Les tribus tanzaniennes ne lésinent pas trouver un met de choix pour obtenir des calories à faible coût : du miel. Les Hadza maîtrisent parfaitement l’enfumage d’essais sauvages pour extraire un nectar de sucre pur, et les calories tant recherchées.
Virtuellement toutes les peuplades du monde consomment un mélange de produits végétaux et animaux ont fonction des saisons, des opportunités et du climat.
Une science entre parenthèses
Mais les puristes du régime carnivores n’en démordent pas.
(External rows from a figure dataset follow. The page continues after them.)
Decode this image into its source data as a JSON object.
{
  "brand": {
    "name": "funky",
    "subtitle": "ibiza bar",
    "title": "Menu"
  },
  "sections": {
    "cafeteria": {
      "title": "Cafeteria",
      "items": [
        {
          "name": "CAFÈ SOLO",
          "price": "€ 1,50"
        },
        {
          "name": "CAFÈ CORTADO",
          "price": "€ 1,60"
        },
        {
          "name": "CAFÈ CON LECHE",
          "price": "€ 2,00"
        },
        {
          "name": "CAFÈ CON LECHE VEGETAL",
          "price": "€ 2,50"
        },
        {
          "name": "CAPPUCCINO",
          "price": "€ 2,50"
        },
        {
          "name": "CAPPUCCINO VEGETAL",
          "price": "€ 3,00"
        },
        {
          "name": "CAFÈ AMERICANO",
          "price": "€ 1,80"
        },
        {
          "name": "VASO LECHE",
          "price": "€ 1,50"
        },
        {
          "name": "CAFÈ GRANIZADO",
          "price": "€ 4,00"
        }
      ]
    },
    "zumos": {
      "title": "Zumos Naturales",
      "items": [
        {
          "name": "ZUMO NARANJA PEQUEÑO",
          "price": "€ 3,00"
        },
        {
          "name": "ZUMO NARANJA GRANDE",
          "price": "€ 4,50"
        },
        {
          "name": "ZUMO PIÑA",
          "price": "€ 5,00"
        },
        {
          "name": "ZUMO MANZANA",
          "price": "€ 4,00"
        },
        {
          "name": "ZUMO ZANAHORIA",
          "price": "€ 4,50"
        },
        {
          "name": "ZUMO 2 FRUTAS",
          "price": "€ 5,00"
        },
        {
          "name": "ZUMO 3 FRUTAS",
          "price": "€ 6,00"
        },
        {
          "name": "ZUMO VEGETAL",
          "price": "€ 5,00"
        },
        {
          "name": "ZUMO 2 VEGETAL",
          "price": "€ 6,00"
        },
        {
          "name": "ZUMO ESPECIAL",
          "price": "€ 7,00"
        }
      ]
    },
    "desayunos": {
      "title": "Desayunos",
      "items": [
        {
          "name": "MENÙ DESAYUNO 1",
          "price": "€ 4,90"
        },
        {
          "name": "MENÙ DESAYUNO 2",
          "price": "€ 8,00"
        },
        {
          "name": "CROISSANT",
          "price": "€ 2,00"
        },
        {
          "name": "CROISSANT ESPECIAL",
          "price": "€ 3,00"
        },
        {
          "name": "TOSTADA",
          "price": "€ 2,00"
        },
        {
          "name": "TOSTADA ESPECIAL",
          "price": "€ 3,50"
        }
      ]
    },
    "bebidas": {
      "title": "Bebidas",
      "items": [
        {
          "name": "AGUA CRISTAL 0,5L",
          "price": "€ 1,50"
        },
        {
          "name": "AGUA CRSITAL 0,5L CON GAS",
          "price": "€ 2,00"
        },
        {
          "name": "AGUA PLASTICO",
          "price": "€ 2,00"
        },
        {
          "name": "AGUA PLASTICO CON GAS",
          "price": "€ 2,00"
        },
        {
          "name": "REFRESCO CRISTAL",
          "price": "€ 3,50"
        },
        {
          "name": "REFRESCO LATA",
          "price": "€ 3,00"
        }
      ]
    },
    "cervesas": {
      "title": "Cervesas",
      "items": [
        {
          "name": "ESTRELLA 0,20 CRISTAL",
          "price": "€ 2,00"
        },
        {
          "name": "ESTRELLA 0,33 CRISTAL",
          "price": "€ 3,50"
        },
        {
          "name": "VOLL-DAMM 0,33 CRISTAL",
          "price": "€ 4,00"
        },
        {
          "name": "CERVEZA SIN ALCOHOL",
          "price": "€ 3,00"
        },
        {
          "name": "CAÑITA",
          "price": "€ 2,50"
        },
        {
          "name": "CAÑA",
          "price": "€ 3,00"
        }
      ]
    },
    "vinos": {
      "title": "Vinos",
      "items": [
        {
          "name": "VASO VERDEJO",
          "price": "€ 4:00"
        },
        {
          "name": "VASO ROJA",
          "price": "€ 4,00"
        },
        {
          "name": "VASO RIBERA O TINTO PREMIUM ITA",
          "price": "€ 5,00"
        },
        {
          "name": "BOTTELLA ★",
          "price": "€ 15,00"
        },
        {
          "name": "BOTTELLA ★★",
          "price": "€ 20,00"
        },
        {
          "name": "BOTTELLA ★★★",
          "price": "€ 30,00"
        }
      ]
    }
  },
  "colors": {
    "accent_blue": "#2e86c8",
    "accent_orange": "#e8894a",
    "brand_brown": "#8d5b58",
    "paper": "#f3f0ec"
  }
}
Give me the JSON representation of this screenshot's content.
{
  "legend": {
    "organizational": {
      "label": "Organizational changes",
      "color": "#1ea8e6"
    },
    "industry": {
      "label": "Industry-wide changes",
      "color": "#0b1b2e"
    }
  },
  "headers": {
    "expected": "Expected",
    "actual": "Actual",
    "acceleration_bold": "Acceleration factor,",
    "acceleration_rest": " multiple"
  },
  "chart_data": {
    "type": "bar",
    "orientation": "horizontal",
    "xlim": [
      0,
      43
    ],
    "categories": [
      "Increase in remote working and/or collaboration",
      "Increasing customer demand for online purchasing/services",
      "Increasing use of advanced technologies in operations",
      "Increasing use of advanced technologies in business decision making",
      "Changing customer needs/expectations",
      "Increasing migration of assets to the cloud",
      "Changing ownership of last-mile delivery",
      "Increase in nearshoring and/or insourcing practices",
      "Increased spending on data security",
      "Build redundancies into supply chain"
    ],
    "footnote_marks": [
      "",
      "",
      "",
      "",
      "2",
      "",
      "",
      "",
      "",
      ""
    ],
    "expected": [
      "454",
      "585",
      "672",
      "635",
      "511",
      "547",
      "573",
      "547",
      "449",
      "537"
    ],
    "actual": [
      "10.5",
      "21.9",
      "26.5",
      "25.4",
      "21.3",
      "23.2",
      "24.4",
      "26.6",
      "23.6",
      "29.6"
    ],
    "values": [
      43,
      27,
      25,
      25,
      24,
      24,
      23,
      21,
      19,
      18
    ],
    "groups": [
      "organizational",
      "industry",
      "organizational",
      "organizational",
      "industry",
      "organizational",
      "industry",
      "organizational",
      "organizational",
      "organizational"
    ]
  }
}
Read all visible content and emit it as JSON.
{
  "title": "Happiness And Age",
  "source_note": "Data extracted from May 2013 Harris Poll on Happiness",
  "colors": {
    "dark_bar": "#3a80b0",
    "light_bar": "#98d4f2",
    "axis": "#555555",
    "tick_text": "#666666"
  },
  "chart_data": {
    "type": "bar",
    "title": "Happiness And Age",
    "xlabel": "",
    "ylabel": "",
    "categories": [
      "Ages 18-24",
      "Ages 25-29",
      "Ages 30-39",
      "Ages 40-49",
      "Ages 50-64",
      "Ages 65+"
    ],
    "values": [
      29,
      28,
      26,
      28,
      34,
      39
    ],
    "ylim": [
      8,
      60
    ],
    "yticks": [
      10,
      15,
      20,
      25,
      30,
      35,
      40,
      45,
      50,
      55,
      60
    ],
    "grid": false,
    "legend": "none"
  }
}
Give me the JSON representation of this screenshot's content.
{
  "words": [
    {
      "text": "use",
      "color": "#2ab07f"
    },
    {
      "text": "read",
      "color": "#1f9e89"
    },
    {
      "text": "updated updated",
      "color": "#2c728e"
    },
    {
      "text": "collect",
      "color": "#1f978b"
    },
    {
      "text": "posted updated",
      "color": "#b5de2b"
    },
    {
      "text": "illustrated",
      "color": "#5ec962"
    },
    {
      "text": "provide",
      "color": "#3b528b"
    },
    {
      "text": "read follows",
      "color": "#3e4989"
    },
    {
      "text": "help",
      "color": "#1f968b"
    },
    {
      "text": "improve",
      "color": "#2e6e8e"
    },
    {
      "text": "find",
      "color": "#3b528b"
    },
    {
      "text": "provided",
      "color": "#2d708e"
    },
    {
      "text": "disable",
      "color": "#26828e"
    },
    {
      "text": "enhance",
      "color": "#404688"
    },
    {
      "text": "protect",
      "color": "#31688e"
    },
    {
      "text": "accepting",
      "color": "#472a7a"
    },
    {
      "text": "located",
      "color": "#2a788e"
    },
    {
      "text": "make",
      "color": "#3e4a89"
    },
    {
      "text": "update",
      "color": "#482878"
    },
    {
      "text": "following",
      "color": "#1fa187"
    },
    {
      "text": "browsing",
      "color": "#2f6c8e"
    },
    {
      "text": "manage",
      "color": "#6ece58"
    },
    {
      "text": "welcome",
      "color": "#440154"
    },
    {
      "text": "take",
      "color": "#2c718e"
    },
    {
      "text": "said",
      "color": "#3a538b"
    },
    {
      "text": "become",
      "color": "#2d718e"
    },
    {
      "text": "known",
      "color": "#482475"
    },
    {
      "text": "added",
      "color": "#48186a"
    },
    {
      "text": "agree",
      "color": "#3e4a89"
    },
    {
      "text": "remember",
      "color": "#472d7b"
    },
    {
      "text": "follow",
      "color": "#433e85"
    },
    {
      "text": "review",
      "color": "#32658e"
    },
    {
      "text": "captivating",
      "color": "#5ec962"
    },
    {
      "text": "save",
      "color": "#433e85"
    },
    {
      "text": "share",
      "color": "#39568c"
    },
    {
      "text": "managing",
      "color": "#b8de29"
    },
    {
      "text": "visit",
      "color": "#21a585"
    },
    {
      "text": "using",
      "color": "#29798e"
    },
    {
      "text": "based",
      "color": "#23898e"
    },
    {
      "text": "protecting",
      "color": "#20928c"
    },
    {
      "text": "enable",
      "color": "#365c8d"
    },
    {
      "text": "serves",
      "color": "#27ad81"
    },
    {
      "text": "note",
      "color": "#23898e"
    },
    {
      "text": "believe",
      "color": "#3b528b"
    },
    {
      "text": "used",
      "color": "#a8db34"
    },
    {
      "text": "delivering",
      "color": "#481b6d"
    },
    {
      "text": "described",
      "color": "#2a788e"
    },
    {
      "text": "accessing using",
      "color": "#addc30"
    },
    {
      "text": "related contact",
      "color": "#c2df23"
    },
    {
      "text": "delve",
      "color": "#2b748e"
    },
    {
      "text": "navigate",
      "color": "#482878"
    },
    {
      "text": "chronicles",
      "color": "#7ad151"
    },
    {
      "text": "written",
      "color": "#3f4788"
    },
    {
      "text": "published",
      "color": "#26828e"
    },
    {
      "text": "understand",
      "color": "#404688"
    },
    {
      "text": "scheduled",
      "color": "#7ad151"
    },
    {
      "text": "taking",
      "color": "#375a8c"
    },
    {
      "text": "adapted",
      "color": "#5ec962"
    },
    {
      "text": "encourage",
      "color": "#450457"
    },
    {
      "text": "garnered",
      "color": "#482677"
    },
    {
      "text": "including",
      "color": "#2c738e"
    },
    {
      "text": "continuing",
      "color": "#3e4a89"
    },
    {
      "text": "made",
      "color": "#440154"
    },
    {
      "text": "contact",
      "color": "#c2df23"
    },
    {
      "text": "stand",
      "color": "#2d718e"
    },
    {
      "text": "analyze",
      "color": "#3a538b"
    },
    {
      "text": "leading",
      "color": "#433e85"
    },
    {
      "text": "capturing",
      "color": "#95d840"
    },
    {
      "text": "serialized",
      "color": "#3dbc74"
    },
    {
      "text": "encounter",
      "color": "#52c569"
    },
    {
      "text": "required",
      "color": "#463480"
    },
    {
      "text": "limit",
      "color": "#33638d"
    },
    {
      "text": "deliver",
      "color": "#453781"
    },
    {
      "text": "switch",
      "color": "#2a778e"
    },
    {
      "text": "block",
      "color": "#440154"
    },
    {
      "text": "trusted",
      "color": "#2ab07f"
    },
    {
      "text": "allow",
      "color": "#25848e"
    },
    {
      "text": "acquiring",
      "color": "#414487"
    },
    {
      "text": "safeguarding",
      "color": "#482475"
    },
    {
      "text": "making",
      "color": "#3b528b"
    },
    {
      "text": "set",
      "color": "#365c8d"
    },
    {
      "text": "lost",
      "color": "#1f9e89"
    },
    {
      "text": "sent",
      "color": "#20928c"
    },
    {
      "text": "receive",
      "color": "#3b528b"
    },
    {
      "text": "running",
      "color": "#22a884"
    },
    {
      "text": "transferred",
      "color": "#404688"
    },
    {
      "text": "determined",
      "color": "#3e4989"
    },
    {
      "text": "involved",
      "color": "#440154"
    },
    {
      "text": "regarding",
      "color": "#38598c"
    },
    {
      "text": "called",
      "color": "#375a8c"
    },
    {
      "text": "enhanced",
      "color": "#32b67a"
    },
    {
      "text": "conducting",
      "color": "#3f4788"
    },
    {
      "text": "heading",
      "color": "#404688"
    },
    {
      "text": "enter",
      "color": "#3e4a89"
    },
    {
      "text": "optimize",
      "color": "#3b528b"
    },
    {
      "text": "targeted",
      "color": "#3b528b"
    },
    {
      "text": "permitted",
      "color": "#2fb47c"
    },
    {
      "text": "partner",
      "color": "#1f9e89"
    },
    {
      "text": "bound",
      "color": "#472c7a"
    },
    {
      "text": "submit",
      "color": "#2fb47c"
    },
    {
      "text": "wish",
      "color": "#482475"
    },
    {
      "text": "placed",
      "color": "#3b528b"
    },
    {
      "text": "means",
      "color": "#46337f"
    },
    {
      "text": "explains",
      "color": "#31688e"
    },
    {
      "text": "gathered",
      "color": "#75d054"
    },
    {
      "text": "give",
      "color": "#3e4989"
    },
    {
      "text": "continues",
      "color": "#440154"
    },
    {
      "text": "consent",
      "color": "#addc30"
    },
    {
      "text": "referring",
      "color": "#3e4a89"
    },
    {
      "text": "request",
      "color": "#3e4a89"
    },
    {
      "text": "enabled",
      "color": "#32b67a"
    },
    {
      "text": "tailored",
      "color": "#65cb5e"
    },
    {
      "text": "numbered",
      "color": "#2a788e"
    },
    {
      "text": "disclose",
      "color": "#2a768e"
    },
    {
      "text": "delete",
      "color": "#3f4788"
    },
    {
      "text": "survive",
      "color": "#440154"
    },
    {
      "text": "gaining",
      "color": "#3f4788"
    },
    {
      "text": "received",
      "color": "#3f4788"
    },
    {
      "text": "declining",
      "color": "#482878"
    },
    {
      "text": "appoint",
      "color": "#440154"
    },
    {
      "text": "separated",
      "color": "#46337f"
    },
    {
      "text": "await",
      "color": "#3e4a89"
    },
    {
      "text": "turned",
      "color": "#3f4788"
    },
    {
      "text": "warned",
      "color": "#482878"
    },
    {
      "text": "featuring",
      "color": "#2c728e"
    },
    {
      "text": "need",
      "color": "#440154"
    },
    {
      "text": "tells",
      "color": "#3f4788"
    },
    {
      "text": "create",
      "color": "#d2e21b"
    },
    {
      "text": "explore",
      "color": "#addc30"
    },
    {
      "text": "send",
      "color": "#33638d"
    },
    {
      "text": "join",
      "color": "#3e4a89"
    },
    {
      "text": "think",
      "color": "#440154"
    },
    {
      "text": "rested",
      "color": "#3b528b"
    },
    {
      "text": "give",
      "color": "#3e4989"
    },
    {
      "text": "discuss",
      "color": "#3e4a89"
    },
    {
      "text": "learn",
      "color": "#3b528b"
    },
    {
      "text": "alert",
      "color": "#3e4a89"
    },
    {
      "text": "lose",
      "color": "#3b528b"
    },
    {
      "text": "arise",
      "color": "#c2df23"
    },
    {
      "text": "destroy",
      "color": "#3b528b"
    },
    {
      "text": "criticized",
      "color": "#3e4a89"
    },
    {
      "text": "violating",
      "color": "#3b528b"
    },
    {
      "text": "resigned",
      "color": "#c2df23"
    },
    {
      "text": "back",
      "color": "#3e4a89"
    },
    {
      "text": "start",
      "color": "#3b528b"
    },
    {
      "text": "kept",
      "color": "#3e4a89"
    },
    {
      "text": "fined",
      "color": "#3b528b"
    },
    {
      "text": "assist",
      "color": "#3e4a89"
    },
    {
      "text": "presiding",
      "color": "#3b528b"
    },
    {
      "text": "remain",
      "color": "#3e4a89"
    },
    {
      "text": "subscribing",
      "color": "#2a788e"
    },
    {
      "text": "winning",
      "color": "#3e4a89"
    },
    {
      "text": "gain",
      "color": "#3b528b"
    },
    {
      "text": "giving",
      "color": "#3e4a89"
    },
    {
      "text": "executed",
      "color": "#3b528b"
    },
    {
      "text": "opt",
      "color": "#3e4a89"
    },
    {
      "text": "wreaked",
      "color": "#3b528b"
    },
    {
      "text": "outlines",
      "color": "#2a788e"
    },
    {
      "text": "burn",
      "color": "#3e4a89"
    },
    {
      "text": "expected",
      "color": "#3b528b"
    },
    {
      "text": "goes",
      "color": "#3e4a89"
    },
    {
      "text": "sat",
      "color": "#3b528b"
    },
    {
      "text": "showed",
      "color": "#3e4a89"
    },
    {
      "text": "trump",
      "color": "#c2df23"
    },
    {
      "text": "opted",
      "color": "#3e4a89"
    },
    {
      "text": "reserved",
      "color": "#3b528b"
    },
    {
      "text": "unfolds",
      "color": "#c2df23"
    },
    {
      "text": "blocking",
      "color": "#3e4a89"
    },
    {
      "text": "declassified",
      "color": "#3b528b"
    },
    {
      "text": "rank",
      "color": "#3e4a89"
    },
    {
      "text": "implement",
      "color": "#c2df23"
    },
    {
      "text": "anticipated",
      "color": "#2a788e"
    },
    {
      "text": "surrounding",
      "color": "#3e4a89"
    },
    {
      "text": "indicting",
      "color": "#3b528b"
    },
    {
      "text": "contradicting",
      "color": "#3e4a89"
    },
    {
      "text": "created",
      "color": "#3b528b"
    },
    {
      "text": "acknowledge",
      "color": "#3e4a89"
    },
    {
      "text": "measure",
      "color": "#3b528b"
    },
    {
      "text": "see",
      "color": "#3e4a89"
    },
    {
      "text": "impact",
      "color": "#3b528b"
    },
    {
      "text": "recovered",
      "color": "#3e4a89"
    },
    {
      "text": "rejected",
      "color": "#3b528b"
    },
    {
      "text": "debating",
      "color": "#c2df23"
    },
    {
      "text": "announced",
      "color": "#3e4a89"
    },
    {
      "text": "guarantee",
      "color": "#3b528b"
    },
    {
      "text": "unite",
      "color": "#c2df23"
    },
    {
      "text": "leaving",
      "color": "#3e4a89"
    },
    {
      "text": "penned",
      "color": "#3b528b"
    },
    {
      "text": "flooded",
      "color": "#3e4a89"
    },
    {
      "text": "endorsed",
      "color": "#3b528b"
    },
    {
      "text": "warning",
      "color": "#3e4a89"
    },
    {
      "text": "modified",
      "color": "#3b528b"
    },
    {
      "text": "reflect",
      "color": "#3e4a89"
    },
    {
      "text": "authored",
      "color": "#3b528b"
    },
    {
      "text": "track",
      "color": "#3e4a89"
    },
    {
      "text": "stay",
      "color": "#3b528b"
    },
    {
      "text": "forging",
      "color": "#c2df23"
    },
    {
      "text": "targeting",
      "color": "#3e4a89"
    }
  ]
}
C’est scientifique ! Ils agitent le drapeau de la science à longueur de post et de vidéos. Sauf qu’il n’existe véritablement aucune étude clinique sur le régime carnivore.
Rien à court terme ni à long terme.
La tendance est encore trop récente. Les médecins ne sont peut-être pas encore convaincus d’un bénéfice potentiel de manger autant de viande et de produits animaux sur la santé. L’avenir sera peut-être plus riche en expérience clinique rigoureuse.
Mirage 2000
Car nous n’avons que des études de cas à se mettre sous la dent. Ou bien cette fameuse « étude » chez plus de 2000 adeptes de la diète carnivore. Une étude souvent citée comme une preuve des bienfaits de cette alimentation extrême.
Ces 2000 adultes ont suivi la diète carnivore pendant au moins 6 mois (en moyenne pendant 1 an) avec des effets cardio-métaboliques positifs, teintés de quelques nuances.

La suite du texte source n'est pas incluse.